Рассказал он нам все это, и мы не стали дальше его расспрашивать. Нам вполне было достаточно курева. И еще холодной тушенки – жирные толстые пласты на клейком свежем хлебе. Впрочем, и расспрашивать было некого. Василь сидел у печки, обняв руками колени, и спал, точно усталый эмбрион в утробе ночи.

34

– Горячий, страшно горячий, – говорил Василь, а Малыш каблуком ломал доски, поставленные наискось у стены. Под утро он заснул, и печка погасла. Освещение было какое-то серое. За окном снег мчался горизонтально, никаких тебе ласковых хлопьев из мультфильмов о медвежонке Коларголе. Я стоял у окна и пытался что-то разглядеть. Напрасный труд. На расстоянии десяти метров не было ничего интересного, а дальше вообще ничего не было.

Костек лежал. Может, спал, а может, нет. Но глаза у него были закрыты. В железном цилиндре загудел огонь. Малыш вышел за снегом. Бандурко стоял над Гонсером. Смотрел то на его лоб, то на свою ладонь, словно удивляясь, что не обжегся.

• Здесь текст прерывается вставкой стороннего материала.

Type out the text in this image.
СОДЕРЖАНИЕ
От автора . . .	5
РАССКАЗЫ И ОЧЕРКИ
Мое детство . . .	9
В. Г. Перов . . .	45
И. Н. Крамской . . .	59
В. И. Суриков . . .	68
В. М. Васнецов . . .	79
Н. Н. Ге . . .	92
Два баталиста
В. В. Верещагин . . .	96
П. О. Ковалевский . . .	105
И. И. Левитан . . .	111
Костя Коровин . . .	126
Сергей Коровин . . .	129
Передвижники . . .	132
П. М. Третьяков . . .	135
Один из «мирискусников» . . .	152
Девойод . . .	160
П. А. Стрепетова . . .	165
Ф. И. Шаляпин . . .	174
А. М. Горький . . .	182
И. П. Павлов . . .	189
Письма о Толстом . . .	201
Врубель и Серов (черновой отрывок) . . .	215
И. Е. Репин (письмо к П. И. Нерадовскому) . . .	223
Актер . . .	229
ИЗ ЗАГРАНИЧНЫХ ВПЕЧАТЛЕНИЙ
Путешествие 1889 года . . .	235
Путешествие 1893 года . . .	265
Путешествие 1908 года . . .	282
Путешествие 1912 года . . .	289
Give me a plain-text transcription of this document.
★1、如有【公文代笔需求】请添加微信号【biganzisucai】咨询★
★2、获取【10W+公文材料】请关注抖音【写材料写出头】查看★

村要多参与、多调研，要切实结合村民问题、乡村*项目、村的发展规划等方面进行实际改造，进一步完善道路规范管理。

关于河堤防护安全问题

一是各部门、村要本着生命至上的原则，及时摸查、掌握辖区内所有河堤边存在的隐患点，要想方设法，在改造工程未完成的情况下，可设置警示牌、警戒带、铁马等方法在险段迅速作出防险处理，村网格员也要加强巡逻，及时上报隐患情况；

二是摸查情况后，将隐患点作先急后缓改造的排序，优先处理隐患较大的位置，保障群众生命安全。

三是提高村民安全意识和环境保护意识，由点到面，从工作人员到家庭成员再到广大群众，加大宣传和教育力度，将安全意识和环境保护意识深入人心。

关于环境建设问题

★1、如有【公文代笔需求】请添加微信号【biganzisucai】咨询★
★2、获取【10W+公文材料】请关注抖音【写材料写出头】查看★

– Худо с ним, – сообщил он мне.

– Да мы уж догадались, вождь, – буркнул я, раздраженный тем, что он портит мне настроение перед утренним кофе. – Кстати, с нами тоже не больно-то хорошо.

Малыш вернулся с полными кружками, поставил их на печку и объявил:

– Ботинок, к чертям собачьим, расклеился. Наверно, от жара. Я кемарил и ноги держал у самой печки. Ничего не чувствовал.

Я подумал, что он стал на удивление многословным. А он помахал ногой, захлопала оторвавшаяся подошва. Не здорово день начинался. А тут еще Гонсер стал просыпаться. Сбросил с себя спальники и спустил ноги на пол. Глаза у него слиплись от температуры. Он тер руками лицо. Белое, грязное, в пучках щетины. Потом, уставясь на нашу бочку, спросил:

– Что здесь?

– Каменоломня. Недействующая.

– Церковь тоже была недействующая. Дайте попить.

Он получил кружку теплой воды, вылакал ее и снова повалился на спину. Лежал и дышал.

Да, постепенно мы переставали отличаться друг от друга. Я смотрел на их лица. Такие же точно лица у бомжей с Восточного вокзала. Опухшие, тестообразные, с жирным блеском, губы обведены по контуру трупным макияжем. В глазах отражаются только снег и бурый свет, мутный, как вода, которую мы пили. День был немногим светлее ночи. Завтрак был готов. Каждый брал по куску, по ломтю, заглатывал и дожидался кружки кофейной бурды, омерзительной и горячей. Она даже не вскипела. Мы пили, отцеживая гущу зубами. Гонсер отказался от нее. И от сигареты тоже, а мы курили одну за другой, словно хотели укрыться дымом, закутаться в него или заполнить им рты, чтобы не нужно было говорить. Я выпил кружку и вышел. Никаких гор не было видно. Мы могли находиться где угодно. Метель скрывала мир, снег бил в лицо и слепил. Я спрятался за стену. Если над нами и было небо, то оно лопнуло, как вздувшийся живот, выпустив наружу весь этот едва осязаемый мятущийся хаос, который наполнял его. Синева всего-навсего иллюзия. Наверху раздавался гуд. Это гудели деревья, согнувшиеся под ветром, напрягшиеся и терпеливые. Я даже не имел понятия, откуда дует ветер. На дне нашей воронки воздух кружил, кусал себя за хвост, бился о склоны и искал выхода. Иногда мне казалось, что я вижу черные стволы, частокол, вбитый по краю обрыва, но метель тотчас же заслоняла их, растягивая свои драные бинты, марлю, пеленки, простыни, саваны. Иное мне и в голову не лезло. Воздух пахнул карболкой, я ощущал в нем лизол, а холод наводил на мысль о ночной уборке бесконечно длинных коридоров. Я щелчком отбросил окурок. Маленькая красная точка брызнула искрами и погасла.